Golub Group shall on a quarterly basis determine which of its personnel are Access Persons.

 


2.

The following are Access Persons:

 

a)

Michael Golub

 

b)

Colin Higgins

 

c)

Kurt Hoefer

 

d)

Joe Martin

 

e)

Ayse Pehlivan

 

f)

Claire Silverman

 

g)

Tim Rich

 

h)

Cynthia Duncan

 

i)

Fannie Tsui

 

j)

Jennifer Rouse

 

k)

John Dowling

 

l)

Eric Jungling

 

m)

Sherry Williams

 

n)

Corenne Carlson

 

o)

Diane Johnson

 

p)

David Ogburn

 

q)

Jessica Serrano

 

r)

Deb Baur

3.

Jennifer Rouse shall maintain records of the personal securities transactions of Golub Group, its officers, employees, the spouses, minor children, and members of the households of those officers, employees, as well as any securities transactions in which an officer, or employee may have a direct or indirect beneficial interest. The records shall contain the following information:

 

a)

Title and amount of the security involved;

 

b)

Date of the transaction;

 

c)

Nature of the transaction (purchase or sale);

 

d)

Price at which the trade was effected; and

 

e)

Name of the broker-dealer or bank that executed the transaction.

4.

Golub Group shall conduct an annual review of trading reports in order to identify improper trades and patterns by access persons.

5.

All personnel shall receive a copy of the Code of Ethics and any amendments thereto.

 


6.

All personnel shall receive annual training in the Code of Ethics, and shall certify annually that they have received a copy of the Code of Ethics, have read and understand all of its provisions, and agree to comply with its terms.

7.

A record shall be maintained of any violation of the code and any action taken as a result of such violation.

8.

All violations of Golub Group’s Code of Ethics shall be reported to the Chief Compliance Officer.

 

a)

All violations shall be treated confidentially to the extent permitted by law and investigated promptly and appropriately.

 

b)

Retaliation against a person who reports a violation is prohibited and constitutes a further violation of the code.

9.

A copy of the code shall be provided to any client or prospective client upon request.

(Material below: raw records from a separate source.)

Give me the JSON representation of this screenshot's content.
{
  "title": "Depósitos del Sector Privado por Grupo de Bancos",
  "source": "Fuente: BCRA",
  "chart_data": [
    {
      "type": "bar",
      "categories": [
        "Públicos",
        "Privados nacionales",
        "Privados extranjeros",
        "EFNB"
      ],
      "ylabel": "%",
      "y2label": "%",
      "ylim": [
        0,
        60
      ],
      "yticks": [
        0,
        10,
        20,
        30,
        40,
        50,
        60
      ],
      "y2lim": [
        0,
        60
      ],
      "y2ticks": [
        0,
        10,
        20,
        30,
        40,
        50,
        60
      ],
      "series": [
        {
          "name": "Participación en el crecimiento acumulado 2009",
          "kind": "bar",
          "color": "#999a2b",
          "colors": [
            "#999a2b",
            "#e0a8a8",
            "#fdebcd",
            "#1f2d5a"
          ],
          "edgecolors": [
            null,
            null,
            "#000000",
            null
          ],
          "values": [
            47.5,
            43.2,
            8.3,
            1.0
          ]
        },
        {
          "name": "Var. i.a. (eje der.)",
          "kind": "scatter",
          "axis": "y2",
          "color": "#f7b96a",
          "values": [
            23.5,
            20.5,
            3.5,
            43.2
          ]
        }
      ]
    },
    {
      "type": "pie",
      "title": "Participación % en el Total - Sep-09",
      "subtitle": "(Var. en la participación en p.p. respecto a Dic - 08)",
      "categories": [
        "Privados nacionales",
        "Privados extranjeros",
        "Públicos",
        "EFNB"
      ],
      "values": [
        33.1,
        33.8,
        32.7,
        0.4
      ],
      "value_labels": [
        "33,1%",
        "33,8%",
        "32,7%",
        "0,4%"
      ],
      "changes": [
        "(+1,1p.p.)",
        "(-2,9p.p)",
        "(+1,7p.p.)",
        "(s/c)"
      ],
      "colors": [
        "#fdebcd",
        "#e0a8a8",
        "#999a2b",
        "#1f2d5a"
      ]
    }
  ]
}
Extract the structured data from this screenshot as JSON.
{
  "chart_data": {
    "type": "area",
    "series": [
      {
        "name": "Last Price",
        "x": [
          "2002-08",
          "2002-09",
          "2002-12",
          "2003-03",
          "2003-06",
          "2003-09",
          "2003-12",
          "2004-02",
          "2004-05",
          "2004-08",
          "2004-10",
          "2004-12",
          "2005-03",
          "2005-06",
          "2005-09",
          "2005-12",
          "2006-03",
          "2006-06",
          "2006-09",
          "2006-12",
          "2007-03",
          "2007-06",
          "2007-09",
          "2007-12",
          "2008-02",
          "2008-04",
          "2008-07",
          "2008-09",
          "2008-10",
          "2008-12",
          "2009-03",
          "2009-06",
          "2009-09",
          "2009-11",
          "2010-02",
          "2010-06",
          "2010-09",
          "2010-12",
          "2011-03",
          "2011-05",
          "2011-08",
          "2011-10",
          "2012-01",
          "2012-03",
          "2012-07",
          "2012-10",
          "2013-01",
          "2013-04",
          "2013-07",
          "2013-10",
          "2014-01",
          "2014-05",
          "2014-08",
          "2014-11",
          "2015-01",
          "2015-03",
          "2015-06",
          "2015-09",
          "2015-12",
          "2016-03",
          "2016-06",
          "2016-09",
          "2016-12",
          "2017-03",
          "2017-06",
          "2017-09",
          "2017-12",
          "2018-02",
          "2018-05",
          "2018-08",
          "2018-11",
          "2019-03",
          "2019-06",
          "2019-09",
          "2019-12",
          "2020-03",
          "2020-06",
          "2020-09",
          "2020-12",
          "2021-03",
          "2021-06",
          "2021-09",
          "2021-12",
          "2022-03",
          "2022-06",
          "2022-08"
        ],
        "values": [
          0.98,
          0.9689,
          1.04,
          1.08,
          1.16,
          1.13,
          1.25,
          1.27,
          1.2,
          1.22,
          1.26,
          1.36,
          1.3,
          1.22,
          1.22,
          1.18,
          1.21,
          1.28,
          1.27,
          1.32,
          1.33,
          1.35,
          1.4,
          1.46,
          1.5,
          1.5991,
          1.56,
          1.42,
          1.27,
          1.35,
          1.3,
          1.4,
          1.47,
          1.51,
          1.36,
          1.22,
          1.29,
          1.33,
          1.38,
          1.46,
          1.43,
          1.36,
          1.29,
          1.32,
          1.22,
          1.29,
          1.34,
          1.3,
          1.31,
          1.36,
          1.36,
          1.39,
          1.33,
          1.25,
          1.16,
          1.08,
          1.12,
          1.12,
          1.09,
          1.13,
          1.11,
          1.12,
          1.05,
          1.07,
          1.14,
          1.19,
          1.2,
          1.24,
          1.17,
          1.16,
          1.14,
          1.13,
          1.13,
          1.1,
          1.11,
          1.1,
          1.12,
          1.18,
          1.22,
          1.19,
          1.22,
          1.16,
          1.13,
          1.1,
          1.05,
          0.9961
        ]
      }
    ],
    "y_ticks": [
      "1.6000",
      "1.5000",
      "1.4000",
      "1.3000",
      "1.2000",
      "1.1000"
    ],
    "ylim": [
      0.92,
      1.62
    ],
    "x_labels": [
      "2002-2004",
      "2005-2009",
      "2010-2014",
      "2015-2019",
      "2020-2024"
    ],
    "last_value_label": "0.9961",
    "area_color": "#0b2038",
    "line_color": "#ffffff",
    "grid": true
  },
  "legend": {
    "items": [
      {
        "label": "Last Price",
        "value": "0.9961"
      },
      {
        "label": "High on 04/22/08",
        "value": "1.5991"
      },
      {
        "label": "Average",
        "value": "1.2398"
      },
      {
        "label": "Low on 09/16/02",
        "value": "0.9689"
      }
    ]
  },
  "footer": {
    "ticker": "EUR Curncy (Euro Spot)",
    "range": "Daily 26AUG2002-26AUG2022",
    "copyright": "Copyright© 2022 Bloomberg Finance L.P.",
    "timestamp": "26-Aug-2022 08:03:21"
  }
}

Personal Trading by Access Persons

1.

Golub Group will prevent conflicts of interest when Access Persons invest for their own accounts, conflicts of interest may arise between the client's and the employee's interests. Such conflicts may include taking an investment opportunity from the client for an employee's own portfolio, using an employee's advisory position to take advantage of available investments, or front-running, which may be an employee trading before making client transactions, thereby taking advantage of information or using client portfolio assets to have an effect on the market which is used to the employee's benefit.

2.

Golub Group has adopted the following policies with respect to personal trading by Access Persons:

 

a)

Access Persons shall obtain pre-clearance of any trade for his or her own account;

 

b)

Access Persons shall obtain pre-clearance of any investment in initial public offerings, or in private placements;

 

c)

Access Persons shall not invest in any securities placed on the restricted list;

 

d)

Accounts of Access Persons shall be maintained at Charles Schwab & Co. within Golub Group’s employee master account;

 

e)

Access Persons shall aggregate personal transactions in securities with client transactions, and such transactions will be executed at the same cost as the client transactions except for the imposition of minimum transaction costs by the executing broker/dealer;

 

f)

Access Persons may not execute trades of greater than 1,000 shares in their personal accounts within 24 hours following the purchase or sale of a security from the same issuer in a client account (“blackout period”).

 


 

g)

Access persons may not serve as directors of publicly traded companies without prior approval based on the interests of the clients.

Penalties for Violation

1.

Sanctions shall be imposed for failure to follow these policies and procedures including but not limited to: canceling of the offending trade(s), or termination of employment, or reporting to regulatory authorities.

2.

In addition, Golub Group may utilize any of the penalties available in its Compliance Manual, under Chapter 1. Penalties for Violation.